Yes, you want to stabilize your pH around 8.3 or so. You also want to stabilize your Alkalinity, at least for hard coral. The precise number matters less but the stability is important. While alkalinity is carbonate for coral skeletons, the actual definition is the solution’s buffering capacity against a given amount of acid lowering the pH. So pH and alkalinity are directly connected.

Since alkalinity is consumed as much or more during the photosynthetic period, which is also when the pH is being raised by photosynthesis, you have an inherent conflict in stabilizing both with a single additive that both raises pH and add alkalinity (Kalkwasser).

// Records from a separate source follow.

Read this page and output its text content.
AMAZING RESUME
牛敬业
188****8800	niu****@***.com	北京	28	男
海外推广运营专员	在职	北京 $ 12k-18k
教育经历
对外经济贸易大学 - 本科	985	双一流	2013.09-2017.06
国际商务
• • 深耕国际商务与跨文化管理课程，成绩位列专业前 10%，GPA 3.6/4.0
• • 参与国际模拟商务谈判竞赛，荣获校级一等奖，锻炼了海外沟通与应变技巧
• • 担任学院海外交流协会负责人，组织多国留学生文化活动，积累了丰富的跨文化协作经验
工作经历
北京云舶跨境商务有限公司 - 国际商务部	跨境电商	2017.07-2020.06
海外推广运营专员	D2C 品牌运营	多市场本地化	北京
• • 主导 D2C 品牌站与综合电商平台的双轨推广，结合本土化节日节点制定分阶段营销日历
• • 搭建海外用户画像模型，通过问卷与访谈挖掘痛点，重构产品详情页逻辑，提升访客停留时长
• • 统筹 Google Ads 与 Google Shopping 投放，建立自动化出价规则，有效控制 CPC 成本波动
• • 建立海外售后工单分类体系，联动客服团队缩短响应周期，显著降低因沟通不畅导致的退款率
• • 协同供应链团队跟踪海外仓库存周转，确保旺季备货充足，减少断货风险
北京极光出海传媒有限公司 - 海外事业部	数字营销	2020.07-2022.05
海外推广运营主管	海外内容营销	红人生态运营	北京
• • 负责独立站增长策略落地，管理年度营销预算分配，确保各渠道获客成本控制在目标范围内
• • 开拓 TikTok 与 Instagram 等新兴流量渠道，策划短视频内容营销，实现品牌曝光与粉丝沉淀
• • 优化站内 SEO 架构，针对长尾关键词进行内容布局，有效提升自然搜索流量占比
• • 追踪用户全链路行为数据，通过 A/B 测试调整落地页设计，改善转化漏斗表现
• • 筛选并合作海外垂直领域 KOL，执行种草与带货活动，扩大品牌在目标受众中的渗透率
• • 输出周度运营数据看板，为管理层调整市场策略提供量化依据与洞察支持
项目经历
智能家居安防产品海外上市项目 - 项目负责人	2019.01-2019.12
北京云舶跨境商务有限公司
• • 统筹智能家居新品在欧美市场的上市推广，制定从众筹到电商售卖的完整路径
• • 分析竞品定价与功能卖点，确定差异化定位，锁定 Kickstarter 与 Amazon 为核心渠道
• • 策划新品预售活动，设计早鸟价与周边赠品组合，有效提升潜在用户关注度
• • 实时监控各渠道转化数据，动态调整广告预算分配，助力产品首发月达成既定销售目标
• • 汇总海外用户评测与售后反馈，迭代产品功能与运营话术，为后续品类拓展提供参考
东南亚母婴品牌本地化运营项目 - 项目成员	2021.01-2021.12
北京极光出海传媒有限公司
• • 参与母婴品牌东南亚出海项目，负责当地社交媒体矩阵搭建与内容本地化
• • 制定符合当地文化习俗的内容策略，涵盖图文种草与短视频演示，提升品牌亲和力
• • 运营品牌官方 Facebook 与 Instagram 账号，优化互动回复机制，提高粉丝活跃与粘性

In a low-demand tank you can get away with just kalk, but in high demand tanks you need more alkalinity than your evaporation allows, unless you start getting more complicated with vinegar or fans. Plus as your tank gets more full of respirating and photosynthesizing stuff, generally the pH swings increase, which means your Kalk dosing will be swinging more. Like large potentially problematic doses at night and no dosing during the day.

My implementation is to dose kalk during the 15 hours of when the pH would otherwise be going down (lights low/off) and then other alkalinity supplements (either carbonate or bicarbonate) during the photosynthetic period.

If you are going to do the pH only method, I would recommend being cautious with it and still testing alkalinity frequently to make sure.

As far as knowing your kalk is saturated, RHF and other smart chemist-types say that EC is more reliable than pH for that, but EC hasn’t worked reliably for me. Seems like just adding a little more powder than what you calculated you need is the best way to be saturated if mixing up in a still container.
 
I'm not sold on it because he's running a huge volume system in a commercial facility and isn't as dependent on things like fluctuating CO2 levels in a house, drifting probes (I'll bet he has someone calibrate every week), and might be running a wildly different photoperiod than you are. You could potentially have it overdose the kalk at night because of a depressed pH.
 
I'm not sold on it because he's running a huge volume system in a commercial facility and isn't as dependent on things like fluctuating CO2 levels in a house, drifting probes (I'll bet he has someone calibrate every week), and might be running a wildly different photoperiod than you are. You could potentially have it overdose the kalk at night because of a depressed pH.

My first thought was that PH probes are sketchy AF and need to be constantly calibrated to be trusted, and even then…I don’t trust them.

Maybe I am buying the wrong probes? I get the green Milwaukee ones.